In total, 106 926 patients diagnosed as having localized prostate cancer between 2010 and 2015 and receiving definitive radiotherapy were identified. White patients composed 77.3% of this cohort, whereas black patients composed 18.7%. Government-issued insurance was used by 61.2% of patients. More than 80% of patients had a Charlson-Deyo Comorbidity Index score of 0 (range, 0 to ≥3, with lower numbers indicating fewer comorbidities). In the study population, 25.7% had low-risk disease; 26.3%, favorable intermediate-risk disease; 23.3%, unfavorable intermediate-risk disease; and 24.7%, high-risk disease. The proportion of patients who underwent radiotherapy and received stereotactic body radiotherapy (a total of 5395 patients) increased from 3.1% in 2010 to 7.2% in 2015 (odds ratio, 0.36; 95% CI, 0.33-0.40; P < .001). Among the entire cohort, patients received a median dose of 36.25 Gy (range, 30.00-50.00 Gy). Androgen deprivation therapy use increased significantly as disease risk level increased among all patients receiving radiotherapy (9.5% with low risk to 76.6% with high risk; P = .02) and among those receiving stereotactic body radiotherapy (4.1% with low risk to 33.2% with high risk; P = .04) or not receiving stereotactic body radiotherapy (9.9% with low risk to 77.6% with high risk; P = .04). Patients treated at an academic center, living in an urban area, or possessing higher incomes and those who were healthier, white individuals, or were diagnosed as having lower-risk prostate cancer had higher odds of receiving stereotactic body radiotherapy.
This study found that stereotactic body radiotherapy use in prostate cancer more than doubled from 2010 to 2015 but accounted for less than 10% of all patients undergoing radiotherapy. Androgen deprivation therapy use increased with disease risk among patients overall, regardless of receiving stereotactic body radiotherapy.
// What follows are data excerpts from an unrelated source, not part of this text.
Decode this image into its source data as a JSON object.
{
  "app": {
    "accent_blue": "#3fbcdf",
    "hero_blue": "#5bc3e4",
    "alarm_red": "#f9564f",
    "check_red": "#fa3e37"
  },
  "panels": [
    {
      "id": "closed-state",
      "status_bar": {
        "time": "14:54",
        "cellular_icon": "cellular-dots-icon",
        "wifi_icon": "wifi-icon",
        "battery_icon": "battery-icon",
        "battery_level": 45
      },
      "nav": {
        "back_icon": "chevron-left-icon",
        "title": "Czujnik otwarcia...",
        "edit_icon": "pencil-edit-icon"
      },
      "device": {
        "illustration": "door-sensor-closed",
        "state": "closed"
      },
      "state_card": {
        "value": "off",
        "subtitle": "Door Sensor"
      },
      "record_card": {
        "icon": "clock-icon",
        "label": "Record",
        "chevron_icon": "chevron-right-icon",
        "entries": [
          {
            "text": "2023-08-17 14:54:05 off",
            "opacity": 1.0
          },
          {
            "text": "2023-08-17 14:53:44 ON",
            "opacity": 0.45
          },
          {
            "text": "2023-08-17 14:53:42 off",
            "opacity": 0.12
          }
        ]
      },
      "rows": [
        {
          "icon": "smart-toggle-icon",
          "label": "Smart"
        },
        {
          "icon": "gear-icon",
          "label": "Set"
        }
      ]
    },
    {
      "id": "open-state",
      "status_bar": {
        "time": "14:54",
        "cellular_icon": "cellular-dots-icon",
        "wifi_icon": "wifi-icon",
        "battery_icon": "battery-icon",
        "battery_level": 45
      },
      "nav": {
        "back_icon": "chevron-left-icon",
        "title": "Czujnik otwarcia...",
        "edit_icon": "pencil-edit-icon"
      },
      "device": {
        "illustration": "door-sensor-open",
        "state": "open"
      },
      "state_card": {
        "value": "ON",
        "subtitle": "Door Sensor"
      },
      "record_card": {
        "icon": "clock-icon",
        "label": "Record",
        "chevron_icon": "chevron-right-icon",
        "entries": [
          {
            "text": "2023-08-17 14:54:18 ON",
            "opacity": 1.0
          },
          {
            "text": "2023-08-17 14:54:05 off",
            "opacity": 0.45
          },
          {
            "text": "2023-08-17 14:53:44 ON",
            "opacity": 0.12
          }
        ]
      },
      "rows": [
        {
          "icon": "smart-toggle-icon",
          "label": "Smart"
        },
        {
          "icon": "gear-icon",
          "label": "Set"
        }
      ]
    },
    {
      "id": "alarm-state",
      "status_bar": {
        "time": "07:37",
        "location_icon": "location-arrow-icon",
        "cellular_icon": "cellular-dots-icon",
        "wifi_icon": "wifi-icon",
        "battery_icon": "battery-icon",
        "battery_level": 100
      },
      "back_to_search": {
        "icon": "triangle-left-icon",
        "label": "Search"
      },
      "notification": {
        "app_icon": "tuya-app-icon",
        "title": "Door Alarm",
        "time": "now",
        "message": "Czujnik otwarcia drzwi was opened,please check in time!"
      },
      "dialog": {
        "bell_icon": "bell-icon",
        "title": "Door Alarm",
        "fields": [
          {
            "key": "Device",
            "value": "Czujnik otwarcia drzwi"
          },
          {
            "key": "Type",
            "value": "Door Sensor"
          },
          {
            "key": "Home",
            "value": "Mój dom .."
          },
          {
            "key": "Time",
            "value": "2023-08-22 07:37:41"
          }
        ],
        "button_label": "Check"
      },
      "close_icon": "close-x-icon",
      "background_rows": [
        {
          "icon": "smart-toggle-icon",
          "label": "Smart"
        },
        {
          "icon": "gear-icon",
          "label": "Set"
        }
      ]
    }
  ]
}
Socioeconomic and clinical determinants of stereotactic body radiotherapy included risk category, Charlson-Deyo Comorbidity Index score, facility type and location, income, race/ethnicity, and year of diagnosis. These results are hypothesis generating; further studies evaluating potential disparities in stereotactic body radiotherapy use in localized prostate cancer are warranted.
立体定向体部放射治疗是一种低分割、具有成本效益的局部前列腺癌治疗选择。
描述美国全国范围内的趋势以及与立体定向体部放射治疗在前列腺癌中的应用相关的临床和社会经济因素。
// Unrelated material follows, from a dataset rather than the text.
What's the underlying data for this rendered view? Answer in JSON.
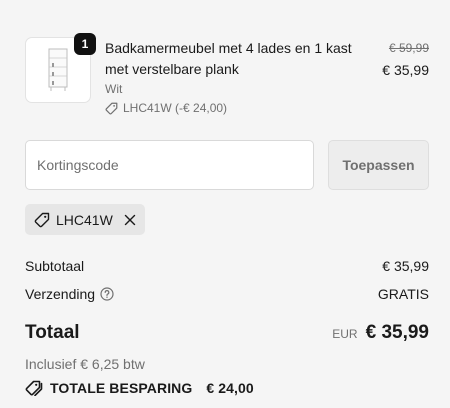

设计、地点和参与者:本回顾性队列研究使用国家癌症数据库收集的数据,评估了 2010 年至 2015 年间被诊断为患有局限性前列腺癌并接受根治性放疗的 106926 名男性的临床和社会经济因素以及这种治疗方法的应用趋势。初始分析于 2018 年 1 月至 2 月之间进行,最终更新于 2019 年 8 月进行。
立体定向体部放疗,定义为 5 个放射治疗剂量。
与立体定向体部放疗使用相关的时间趋势和临床及社会人口统计学因素。
共确定了 106926 名 2010 年至 2015 年间被诊断为患有局限性前列腺癌并接受根治性放疗的患者。队列中,白人患者占 77.3%,黑人患者占 18.7%。61.2%的患者使用政府发放的保险。超过 80%的患者的 Charlson-Deyo 合并症指数评分为 0(范围为 0 至≥3,分数越低表示合并症越少)。在研究人群中,25.7%的患者为低危疾病;26.3%为中危有利疾病;23.3%为中危不利疾病;24.7%为高危疾病。接受放疗并接受立体定向体部放疗的患者比例(共 5395 例)从 2010 年的 3.1%增加到 2015 年的 7.2%(比值比,0.36;95%置信区间,0.33-0.40;P<0.001)。在整个队列中,患者接受的中位数剂量为 36.25 Gy(范围,30.00-50.00 Gy)。在所有接受放疗的患者(低危患者的雄激素剥夺治疗使用率为 9.5%,高危患者的为 76.6%;P=0.02)和接受立体定向体部放疗的患者(低危患者的为 4.1%,高危患者的为 33.2%;P=0.04)或未接受立体定向体部放疗的患者(低危患者的为 9.9%,高危患者的为 77.6%;P=0.04)中,随着疾病风险水平的升高,雄激素剥夺治疗的使用率显著增加。在学术中心接受治疗、居住在城市地区、收入较高、身体更健康、为白人或被诊断为患有低危前列腺癌的患者,更有可能接受立体定向体部放疗。
本研究发现,2010 年至 2015 年间,前列腺癌中立体定向体部放疗的使用率增加了一倍以上,但在接受放疗的所有患者中,立体定向体部放疗的比例不到 10%。无论是否接受立体定向体部放疗,患者的整体疾病风险越高,雄激素剥夺治疗的使用率越高。立体定向体部放疗的社会经济和临床决定因素包括风险类别、Charlson-Deyo 合并症指数评分、机构类型和位置、收入、种族/民族和诊断年份。这些结果只是初步的假设,需要进一步研究评估在局部前列腺癌中立体定向体部放疗应用的潜在差异。